You can use the flash memory on some FC, but the biggest you can get is only about 16MB. Not to mention it takes “forever” to export the blackbox data from it! (5 mins for 1 min flight?)
First of all, enable black box recording in cleanflight
On your microSD card a filed called FREESPAC.E will be created. Don’t mess with this. From the official cleanflight documentation:
The first time you power up Cleanflight with a new card inserted, the flight controller will spend a few seconds scanning the disk for free space and collecting this space together into a file called “FREESPAC.E”. During flight, Cleanflight will carve chunks from this file to create new log files. You must not edit this file on your computer (i.e. open it in a program and save changes) because this may cause it to become fragmented. Don’t run any defragmentation tools on the card either.
You can delete the FREESPAC.E file if you want to free up space on the card to fit non-Blackbox files (Cleanflight will recreate the FREESPAC.E file next time it starts, using whatever free space was left over).
The maximum size of the FREESPAC.E file is currently 4GB. Once 4GB worth of logs have been recorded, the FREESPAC.E file will be nearly empty and no more logs will be able to be recorded. At this point you should either delete the FREESPAC.E file (and any logs left on the card to free up space), or just reformat the card. A new FREESPAC.E file will be created by Cleanflight on its next boot.
On the SD card, there will be a folder called ‘logs’ and in there will be all your logs. Remember that depending on your looptime, the file size will be different: the lower looptime, the larger the file will grow when you are recording.

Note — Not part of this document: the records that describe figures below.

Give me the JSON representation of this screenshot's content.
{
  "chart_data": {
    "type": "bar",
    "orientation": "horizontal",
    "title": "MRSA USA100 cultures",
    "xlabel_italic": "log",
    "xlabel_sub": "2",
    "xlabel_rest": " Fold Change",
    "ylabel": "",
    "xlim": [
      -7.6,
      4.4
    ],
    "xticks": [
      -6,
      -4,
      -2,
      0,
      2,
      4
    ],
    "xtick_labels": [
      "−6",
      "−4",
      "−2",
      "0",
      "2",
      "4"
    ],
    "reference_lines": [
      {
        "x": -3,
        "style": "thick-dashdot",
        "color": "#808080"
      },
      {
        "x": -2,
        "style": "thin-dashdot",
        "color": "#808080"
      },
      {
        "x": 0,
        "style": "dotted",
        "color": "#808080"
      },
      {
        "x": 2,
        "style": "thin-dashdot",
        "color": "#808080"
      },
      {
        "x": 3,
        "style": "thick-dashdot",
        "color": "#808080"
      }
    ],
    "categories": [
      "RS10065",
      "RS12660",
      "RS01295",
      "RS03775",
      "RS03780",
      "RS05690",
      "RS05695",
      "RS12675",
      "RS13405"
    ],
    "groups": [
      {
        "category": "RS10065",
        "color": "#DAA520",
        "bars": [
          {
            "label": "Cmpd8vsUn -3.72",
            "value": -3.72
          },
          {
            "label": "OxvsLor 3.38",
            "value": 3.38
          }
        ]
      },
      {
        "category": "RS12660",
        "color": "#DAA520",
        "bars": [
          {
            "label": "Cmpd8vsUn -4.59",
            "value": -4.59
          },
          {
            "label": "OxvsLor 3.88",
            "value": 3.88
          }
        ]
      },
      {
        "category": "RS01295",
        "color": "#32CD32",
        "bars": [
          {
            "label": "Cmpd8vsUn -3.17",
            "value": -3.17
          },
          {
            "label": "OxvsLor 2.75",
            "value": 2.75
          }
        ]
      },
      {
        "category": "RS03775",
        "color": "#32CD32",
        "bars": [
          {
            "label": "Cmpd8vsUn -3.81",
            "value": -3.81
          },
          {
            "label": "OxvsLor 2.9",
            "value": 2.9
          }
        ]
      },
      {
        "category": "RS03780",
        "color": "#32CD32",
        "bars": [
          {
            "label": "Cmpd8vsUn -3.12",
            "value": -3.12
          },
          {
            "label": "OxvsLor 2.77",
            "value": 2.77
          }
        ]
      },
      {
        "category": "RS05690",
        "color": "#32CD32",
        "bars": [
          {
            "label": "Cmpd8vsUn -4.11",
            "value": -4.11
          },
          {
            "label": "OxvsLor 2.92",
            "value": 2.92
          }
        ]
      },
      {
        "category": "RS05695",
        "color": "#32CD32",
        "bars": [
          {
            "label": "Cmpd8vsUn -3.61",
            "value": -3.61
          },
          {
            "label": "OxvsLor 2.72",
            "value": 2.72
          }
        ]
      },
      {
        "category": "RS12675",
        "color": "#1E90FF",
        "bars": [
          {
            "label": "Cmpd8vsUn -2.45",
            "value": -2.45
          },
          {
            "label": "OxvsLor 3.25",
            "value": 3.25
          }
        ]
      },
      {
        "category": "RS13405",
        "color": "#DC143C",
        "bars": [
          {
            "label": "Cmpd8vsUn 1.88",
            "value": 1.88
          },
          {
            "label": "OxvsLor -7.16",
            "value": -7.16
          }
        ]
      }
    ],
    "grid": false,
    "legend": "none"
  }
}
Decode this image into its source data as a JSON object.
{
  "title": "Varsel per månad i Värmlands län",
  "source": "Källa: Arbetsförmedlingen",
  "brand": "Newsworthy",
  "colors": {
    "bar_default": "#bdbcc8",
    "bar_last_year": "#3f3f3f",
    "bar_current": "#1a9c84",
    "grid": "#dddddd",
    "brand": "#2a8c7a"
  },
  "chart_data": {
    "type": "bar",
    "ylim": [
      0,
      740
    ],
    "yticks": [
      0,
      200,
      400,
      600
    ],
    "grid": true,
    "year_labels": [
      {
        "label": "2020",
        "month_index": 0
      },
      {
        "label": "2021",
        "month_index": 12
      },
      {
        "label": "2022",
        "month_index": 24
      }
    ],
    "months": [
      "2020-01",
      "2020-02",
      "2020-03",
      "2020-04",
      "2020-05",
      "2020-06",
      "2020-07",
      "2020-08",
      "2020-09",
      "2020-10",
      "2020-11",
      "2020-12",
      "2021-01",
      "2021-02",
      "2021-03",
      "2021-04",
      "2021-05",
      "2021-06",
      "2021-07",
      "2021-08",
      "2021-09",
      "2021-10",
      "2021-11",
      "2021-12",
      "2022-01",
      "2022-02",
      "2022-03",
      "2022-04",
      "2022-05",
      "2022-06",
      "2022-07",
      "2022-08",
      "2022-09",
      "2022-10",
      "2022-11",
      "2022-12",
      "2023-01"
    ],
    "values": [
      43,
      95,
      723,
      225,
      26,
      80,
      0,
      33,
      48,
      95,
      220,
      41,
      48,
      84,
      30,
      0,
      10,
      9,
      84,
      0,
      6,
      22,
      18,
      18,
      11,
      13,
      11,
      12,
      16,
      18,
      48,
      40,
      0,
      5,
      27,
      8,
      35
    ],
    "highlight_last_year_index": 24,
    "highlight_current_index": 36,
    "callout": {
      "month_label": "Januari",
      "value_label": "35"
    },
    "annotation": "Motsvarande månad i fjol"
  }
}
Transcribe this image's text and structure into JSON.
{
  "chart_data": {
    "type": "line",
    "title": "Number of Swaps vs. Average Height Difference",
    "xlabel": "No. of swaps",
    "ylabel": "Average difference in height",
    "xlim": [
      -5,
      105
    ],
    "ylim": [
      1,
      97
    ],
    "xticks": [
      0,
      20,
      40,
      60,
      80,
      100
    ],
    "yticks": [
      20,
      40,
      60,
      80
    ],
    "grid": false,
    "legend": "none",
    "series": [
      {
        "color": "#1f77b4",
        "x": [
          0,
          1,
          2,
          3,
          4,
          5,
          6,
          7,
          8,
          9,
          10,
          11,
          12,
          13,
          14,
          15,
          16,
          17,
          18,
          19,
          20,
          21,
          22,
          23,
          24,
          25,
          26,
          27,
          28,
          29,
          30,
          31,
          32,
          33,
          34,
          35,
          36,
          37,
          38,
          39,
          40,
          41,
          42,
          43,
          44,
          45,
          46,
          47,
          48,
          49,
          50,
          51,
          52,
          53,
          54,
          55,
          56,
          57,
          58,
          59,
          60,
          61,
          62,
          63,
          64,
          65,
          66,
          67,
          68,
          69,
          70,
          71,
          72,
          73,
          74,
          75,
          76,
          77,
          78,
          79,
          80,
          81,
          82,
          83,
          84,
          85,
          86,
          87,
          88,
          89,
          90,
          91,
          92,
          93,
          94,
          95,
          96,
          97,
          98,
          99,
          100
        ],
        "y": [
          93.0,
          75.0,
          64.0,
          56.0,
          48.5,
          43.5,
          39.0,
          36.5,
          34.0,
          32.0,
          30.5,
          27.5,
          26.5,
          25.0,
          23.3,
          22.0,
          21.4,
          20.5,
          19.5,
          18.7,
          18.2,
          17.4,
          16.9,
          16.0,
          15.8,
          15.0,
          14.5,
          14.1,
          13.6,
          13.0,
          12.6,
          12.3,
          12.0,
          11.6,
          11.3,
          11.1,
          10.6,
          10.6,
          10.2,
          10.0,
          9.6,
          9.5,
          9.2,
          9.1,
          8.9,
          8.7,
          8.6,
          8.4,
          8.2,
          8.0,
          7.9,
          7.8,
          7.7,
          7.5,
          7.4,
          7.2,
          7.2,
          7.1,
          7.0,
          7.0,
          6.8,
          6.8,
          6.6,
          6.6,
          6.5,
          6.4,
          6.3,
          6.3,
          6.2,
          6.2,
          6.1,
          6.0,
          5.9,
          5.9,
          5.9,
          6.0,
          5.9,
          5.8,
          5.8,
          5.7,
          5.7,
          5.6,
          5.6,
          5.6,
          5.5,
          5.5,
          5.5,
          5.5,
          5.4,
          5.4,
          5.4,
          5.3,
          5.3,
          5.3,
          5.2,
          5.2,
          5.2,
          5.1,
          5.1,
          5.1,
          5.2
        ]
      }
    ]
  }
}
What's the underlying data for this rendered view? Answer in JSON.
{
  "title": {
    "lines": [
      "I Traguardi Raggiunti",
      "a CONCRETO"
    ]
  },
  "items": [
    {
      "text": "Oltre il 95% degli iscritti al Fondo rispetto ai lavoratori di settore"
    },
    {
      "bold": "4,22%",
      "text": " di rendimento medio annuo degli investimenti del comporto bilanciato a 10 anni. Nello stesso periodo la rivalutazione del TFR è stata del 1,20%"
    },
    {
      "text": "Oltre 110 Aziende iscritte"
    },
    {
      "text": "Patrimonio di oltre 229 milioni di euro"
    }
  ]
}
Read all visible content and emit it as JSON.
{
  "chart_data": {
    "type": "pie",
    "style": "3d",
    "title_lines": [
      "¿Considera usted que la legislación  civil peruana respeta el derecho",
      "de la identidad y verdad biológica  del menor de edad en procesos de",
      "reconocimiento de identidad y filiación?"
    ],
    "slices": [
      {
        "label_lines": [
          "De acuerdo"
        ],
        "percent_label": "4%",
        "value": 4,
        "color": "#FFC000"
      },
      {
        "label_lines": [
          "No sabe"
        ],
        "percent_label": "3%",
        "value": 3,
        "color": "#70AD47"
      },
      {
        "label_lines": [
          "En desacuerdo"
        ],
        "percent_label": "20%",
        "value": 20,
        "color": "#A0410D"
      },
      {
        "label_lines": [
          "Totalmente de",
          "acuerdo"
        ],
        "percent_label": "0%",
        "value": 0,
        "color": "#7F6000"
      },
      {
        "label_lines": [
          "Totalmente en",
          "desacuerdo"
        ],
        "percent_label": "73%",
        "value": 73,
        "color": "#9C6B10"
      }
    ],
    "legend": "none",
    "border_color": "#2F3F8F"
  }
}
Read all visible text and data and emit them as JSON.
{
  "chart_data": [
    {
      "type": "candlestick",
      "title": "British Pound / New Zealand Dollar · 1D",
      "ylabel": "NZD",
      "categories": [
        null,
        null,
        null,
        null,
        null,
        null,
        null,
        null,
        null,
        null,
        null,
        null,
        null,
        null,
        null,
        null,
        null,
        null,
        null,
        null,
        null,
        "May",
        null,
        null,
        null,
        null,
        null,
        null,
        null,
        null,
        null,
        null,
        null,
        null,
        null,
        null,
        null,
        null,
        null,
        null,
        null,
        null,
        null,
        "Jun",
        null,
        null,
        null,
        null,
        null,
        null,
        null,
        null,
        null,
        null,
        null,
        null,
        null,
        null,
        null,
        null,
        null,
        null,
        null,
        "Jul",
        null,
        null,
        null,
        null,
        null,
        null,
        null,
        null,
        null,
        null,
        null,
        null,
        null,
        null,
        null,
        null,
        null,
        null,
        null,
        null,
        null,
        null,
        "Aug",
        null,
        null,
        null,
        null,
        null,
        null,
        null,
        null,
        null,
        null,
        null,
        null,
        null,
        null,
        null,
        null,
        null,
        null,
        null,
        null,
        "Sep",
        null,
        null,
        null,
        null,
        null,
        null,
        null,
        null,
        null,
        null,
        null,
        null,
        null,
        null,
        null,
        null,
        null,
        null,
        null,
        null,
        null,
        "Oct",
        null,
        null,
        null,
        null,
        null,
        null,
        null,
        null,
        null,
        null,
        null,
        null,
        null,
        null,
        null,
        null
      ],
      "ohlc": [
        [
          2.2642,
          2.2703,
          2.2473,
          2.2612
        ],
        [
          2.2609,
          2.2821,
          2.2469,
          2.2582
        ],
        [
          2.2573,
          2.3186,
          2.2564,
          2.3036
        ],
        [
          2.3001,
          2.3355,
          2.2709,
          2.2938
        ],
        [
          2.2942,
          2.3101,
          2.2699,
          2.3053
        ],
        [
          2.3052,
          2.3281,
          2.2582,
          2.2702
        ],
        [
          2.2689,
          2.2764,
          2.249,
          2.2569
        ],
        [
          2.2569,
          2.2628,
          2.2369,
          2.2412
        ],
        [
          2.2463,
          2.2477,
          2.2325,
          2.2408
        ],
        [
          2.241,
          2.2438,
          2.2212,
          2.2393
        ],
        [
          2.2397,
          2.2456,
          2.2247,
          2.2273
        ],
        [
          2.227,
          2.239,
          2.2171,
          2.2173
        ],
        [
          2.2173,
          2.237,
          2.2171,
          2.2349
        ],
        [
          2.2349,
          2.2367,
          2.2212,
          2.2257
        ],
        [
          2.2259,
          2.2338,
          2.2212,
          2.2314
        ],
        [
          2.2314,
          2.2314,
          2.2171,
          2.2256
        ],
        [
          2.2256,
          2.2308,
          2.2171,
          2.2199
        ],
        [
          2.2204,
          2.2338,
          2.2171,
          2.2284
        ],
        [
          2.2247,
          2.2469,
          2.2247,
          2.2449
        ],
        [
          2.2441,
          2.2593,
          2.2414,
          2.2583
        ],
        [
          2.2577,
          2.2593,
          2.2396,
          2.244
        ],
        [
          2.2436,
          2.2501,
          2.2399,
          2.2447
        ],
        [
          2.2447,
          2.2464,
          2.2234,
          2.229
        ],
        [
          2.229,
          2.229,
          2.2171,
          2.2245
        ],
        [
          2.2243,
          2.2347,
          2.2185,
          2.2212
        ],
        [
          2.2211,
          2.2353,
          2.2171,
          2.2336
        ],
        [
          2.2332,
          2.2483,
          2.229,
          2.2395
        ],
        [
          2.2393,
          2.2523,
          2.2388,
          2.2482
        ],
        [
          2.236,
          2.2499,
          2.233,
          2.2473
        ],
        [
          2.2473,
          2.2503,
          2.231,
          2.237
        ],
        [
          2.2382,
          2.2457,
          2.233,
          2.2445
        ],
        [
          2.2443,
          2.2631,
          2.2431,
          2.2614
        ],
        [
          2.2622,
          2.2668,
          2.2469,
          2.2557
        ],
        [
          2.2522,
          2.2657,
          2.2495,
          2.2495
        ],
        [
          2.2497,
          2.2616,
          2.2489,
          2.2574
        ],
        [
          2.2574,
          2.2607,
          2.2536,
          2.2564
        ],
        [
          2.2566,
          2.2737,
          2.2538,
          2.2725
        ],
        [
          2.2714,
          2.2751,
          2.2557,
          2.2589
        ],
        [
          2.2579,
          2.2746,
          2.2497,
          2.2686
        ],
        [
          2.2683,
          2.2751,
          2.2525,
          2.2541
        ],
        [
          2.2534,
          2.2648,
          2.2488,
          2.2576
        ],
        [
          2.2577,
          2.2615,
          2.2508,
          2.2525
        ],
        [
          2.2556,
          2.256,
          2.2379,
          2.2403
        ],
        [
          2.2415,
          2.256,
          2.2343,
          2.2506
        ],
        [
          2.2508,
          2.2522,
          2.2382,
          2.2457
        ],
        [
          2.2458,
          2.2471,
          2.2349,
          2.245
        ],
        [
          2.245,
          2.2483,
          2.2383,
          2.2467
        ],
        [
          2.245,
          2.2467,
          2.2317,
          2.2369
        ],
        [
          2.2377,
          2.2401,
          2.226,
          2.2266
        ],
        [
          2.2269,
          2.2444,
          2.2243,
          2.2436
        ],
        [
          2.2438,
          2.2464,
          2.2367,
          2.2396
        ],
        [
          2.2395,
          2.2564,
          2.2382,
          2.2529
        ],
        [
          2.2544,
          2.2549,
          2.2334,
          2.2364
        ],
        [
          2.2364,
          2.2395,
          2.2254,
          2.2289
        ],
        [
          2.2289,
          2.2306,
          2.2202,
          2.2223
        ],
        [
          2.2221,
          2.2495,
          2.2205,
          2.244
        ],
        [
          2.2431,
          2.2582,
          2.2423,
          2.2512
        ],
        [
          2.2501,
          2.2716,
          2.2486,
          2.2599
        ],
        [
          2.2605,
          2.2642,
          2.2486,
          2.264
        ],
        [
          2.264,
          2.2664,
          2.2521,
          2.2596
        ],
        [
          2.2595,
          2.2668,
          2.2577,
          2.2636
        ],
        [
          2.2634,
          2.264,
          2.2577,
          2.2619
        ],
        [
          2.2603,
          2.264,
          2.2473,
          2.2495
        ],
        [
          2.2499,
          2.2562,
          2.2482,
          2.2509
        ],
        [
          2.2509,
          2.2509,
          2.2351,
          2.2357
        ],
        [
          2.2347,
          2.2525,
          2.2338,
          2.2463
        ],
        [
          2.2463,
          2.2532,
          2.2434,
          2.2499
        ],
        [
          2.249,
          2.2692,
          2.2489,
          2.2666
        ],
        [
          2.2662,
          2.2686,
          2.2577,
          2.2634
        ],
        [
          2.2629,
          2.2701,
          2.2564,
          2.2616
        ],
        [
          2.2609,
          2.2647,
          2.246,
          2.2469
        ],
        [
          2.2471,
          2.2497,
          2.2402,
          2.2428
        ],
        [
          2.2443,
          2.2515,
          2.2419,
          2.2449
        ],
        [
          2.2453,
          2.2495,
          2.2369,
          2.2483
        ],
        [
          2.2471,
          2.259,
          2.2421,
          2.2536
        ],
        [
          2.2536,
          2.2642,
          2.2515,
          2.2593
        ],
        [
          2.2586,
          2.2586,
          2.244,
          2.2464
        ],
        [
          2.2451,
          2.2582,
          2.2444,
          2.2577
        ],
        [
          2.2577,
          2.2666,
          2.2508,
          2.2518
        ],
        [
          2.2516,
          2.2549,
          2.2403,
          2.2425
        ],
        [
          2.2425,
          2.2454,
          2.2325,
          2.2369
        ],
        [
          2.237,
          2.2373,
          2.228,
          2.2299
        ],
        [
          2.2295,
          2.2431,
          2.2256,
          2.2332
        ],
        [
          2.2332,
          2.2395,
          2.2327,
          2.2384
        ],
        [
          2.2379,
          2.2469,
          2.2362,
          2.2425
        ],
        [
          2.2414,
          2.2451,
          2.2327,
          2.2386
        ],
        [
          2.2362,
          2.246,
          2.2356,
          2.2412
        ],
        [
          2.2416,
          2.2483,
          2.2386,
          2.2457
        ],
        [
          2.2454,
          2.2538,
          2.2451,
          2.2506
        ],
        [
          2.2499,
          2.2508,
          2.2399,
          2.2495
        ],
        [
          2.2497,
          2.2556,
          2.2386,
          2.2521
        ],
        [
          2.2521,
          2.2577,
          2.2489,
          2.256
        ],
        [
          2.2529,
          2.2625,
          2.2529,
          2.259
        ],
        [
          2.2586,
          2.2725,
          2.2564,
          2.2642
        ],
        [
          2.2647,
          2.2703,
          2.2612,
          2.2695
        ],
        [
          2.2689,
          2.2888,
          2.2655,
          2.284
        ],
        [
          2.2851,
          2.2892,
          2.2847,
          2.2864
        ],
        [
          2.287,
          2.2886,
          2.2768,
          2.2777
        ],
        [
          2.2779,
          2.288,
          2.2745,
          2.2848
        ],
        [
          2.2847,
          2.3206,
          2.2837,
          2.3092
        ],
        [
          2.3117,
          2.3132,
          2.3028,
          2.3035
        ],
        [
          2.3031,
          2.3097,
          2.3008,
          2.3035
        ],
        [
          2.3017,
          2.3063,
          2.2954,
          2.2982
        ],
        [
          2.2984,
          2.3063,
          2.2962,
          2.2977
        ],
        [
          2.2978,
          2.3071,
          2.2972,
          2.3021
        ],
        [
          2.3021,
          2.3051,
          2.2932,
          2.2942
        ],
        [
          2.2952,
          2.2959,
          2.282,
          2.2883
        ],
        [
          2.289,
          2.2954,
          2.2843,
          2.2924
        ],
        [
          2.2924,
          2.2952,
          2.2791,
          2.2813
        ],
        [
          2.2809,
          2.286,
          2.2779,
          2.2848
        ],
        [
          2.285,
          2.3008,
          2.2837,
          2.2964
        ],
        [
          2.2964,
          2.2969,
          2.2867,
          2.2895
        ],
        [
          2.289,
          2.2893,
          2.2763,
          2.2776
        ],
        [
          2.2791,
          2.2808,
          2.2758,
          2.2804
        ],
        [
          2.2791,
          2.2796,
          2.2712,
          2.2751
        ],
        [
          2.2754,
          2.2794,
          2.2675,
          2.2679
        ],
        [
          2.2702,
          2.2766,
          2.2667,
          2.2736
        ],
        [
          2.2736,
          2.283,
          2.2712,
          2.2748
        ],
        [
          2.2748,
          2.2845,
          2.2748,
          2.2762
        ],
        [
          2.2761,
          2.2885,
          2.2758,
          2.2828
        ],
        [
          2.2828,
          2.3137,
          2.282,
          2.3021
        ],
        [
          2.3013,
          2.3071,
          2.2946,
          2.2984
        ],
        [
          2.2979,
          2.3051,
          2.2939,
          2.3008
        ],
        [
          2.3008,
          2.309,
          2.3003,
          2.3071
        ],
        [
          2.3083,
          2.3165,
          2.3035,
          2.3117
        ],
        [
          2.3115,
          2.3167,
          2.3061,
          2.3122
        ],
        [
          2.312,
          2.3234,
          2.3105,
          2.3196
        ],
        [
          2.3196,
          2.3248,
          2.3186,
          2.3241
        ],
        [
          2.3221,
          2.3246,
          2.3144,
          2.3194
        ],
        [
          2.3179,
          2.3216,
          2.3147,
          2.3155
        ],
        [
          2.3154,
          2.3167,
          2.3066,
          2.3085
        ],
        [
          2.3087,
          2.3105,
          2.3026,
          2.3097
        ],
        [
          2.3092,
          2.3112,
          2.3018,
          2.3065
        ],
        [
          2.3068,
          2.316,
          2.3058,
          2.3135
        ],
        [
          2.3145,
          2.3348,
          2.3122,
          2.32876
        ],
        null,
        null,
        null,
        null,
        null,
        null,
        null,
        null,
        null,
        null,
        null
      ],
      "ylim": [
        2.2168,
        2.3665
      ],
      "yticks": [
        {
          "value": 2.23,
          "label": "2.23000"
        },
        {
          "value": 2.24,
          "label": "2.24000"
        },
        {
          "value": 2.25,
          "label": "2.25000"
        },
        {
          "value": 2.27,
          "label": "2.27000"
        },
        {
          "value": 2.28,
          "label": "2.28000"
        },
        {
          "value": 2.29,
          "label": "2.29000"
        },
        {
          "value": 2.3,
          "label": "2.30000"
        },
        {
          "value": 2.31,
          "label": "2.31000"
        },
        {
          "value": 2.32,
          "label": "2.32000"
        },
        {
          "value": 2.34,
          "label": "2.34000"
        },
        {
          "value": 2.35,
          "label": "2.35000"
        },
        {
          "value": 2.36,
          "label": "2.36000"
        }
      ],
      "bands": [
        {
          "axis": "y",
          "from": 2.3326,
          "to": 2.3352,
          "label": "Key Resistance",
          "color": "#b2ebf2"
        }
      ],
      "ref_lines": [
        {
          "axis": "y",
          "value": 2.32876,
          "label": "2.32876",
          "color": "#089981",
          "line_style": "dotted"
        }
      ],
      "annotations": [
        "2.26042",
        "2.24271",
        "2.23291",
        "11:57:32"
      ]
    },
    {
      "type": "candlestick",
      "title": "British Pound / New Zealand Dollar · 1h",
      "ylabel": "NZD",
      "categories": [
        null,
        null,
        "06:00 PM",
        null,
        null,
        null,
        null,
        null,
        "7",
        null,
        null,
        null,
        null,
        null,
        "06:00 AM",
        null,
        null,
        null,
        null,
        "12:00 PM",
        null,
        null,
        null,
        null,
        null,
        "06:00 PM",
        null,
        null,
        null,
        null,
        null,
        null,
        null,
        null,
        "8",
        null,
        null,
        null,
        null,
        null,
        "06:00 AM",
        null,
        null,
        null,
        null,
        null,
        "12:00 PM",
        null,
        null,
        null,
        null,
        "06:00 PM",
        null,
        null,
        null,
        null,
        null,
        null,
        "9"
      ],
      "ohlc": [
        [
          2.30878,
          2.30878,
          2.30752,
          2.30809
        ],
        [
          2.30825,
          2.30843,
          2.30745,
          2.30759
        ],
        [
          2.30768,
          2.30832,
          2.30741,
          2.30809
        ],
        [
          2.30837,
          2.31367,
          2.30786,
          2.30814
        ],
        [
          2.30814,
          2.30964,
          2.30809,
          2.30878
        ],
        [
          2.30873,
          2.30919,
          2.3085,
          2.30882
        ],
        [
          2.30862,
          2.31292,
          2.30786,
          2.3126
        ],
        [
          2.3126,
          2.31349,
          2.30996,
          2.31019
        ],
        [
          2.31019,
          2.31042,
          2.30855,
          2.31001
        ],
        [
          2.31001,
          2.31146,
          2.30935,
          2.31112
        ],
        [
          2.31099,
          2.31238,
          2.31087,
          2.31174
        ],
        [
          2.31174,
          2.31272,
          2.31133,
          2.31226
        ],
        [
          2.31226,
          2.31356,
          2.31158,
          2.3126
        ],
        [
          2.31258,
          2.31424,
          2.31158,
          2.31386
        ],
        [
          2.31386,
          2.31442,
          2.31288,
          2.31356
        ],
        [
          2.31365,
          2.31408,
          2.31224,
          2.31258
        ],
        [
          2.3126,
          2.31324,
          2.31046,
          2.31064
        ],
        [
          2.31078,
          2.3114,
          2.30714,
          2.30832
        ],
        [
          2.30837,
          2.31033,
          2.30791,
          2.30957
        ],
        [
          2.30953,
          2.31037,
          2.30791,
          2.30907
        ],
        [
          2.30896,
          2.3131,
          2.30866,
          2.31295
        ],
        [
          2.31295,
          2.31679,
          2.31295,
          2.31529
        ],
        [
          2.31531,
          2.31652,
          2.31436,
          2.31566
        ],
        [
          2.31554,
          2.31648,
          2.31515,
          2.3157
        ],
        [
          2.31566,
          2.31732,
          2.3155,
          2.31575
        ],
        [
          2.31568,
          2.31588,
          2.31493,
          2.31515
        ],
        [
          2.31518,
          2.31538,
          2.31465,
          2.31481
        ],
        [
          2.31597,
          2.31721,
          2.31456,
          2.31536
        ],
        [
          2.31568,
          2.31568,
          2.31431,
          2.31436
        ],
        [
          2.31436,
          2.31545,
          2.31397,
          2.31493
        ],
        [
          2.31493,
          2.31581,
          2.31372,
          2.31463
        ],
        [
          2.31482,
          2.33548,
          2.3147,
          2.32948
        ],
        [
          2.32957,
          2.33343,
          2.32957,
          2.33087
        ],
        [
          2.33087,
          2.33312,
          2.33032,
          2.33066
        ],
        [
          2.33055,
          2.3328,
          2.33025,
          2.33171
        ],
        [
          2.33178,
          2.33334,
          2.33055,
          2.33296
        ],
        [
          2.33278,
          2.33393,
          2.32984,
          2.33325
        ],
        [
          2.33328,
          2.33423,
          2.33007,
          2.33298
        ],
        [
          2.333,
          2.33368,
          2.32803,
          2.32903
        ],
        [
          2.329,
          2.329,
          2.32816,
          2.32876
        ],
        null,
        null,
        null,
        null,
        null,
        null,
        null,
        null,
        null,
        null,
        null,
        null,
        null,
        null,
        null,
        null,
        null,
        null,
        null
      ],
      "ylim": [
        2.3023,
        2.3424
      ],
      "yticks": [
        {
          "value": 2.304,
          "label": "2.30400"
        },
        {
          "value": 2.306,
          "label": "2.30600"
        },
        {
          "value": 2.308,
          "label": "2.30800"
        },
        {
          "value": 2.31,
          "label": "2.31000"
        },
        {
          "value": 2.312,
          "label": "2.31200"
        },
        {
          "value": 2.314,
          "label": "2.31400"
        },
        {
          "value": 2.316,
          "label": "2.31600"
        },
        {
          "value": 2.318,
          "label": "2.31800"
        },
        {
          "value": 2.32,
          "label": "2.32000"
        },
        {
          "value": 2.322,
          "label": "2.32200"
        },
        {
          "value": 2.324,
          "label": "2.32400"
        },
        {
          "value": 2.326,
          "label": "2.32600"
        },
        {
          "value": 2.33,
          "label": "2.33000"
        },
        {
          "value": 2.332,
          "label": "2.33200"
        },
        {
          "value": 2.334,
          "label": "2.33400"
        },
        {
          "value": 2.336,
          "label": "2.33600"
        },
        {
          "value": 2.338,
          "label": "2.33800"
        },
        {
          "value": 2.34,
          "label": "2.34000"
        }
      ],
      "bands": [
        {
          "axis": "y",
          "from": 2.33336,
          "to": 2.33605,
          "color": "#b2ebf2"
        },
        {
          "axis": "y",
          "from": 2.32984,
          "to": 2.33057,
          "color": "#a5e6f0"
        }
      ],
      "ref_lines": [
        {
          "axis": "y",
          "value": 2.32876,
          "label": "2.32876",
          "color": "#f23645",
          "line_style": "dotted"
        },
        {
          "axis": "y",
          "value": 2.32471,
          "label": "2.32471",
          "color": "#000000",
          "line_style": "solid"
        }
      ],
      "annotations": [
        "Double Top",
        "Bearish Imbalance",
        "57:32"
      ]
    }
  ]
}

You can use the blackbox explorer to view these files.
So, you have a bunch of logs – what do you do with them?
The first thing I’d do is subscribe to Joshua Bardwell’s excellent youtube channel. He frequently analyses logs of his subscribes flights, in great detail. However, he stresses this often – if your craft flies well already, but you’re not happy with your traces, don’t get fixated on that fact that your traces aren’t perfect.
Another thing you can do is to get advice on PID tuning, by submiting your flight logs and CLI Dump on IntoFPV forum: http://intofpv.com/forum-tuning-clinic
ESC Flashing and Programming
Does pass-through work on the EVO FC? (flashing BLHeli firmware and change settings via flight controller) The answer is YES!
You just need to download the latest BLheliSuite (14.4 Beta as on 19th April).